Zur Breite der Reifen: Schau Dir mal Rennradler mit 20-23mm Reifen an. Die werfen sich ganz schön rein, ohne große Probleme. Das geht z.T. auch an 45 Grad vorbei. Die Haftung der Reifen hängt nämlich nur zum Teil von deren Größe ab. Die Gummimischung und v.a. die Geschwindigkeit machen einen riesigen Unterschied. Auch mußt Du bedenken, daß beim Motorrad die Reifen noch 200kg Motorrad in der Kurve halten müssen, beim Fahrrad ist typischerweise bei 20kg Schluß. Ich bin gerade etwas zu faul, um die Physik zu bemühen, aber das ist eigentlich ganz leicht auszurechnen.
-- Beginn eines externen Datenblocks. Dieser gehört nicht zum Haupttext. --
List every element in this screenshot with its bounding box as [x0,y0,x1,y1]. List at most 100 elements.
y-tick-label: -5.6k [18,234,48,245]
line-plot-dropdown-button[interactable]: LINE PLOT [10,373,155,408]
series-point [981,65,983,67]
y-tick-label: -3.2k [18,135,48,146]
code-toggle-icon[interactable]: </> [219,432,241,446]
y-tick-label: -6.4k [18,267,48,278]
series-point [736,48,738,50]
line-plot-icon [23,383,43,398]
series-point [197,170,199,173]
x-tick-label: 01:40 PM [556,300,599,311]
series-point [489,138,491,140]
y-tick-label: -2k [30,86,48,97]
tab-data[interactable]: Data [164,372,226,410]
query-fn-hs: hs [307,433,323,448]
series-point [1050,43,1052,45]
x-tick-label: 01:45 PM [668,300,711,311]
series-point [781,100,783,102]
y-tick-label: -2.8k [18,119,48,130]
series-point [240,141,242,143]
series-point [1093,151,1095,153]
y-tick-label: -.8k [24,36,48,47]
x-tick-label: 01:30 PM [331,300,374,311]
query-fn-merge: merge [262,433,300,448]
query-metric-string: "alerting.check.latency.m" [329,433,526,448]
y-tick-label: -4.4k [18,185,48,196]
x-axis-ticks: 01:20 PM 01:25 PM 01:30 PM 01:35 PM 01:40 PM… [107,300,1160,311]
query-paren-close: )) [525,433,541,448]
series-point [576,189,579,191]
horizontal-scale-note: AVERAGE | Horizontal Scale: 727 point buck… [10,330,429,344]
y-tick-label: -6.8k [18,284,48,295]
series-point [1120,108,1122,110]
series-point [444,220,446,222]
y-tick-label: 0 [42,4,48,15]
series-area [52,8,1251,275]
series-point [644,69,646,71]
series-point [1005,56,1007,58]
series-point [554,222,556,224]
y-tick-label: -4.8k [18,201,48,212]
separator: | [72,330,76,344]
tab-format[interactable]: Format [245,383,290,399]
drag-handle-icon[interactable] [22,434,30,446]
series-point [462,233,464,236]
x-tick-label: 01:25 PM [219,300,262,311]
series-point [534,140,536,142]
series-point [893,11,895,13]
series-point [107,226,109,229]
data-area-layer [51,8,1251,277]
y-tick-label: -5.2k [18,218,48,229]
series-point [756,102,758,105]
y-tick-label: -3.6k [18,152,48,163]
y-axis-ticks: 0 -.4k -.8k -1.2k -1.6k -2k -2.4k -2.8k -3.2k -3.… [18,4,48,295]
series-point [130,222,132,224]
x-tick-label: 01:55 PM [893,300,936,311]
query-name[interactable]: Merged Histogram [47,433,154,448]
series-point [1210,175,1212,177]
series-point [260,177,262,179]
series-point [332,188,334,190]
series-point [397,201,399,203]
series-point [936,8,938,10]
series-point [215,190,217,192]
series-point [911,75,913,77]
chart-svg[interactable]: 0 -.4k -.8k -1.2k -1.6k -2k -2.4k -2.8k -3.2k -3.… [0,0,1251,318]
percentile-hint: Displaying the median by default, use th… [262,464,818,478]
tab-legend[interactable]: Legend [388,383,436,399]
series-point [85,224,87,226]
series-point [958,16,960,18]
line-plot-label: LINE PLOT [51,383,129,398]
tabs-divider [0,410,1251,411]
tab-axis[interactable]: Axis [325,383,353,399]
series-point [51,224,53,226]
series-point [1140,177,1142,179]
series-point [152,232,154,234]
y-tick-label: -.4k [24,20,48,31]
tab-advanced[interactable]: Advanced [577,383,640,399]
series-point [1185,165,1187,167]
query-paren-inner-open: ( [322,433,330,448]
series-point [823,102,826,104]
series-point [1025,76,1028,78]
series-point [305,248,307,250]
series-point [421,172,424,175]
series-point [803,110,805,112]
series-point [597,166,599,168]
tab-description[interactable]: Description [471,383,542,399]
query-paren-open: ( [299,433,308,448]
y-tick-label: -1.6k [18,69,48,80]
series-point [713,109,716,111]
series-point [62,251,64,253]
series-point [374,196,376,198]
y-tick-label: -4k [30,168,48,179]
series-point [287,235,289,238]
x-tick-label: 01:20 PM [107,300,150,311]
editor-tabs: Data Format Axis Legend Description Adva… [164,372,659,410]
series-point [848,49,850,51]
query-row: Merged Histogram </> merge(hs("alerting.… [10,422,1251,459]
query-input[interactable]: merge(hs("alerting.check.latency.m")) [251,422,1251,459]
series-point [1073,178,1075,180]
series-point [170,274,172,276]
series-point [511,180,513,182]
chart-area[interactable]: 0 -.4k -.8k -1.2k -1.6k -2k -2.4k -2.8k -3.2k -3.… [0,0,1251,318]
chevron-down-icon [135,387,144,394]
Und daher gilt, was mein Vorposter schrieb: Ausprobieren! Am besten mit Protektoren und/oder weichem Waldboden. Auf dem Parkplatz merkt man übrigens tatsächlich meist um einiges vor der Haftungsgrenze, daß nicht mehr viel geht.


----------



## endorphine (1. März 2011)

Klar kann man (wenn man es kann)mit dem Rad beträchtliche Schräglagen fahren, jedoch sollte man bei diesen Betrachtungen nur eines nicht vergessen:

Ein Fahrrad (speziell mit schmalen Reifen) braucht bei gleicher Geschwindigkeit wesentlich weniger Schräglage wie ein Motorrad (moderne Bereifung vorrausgesetz) !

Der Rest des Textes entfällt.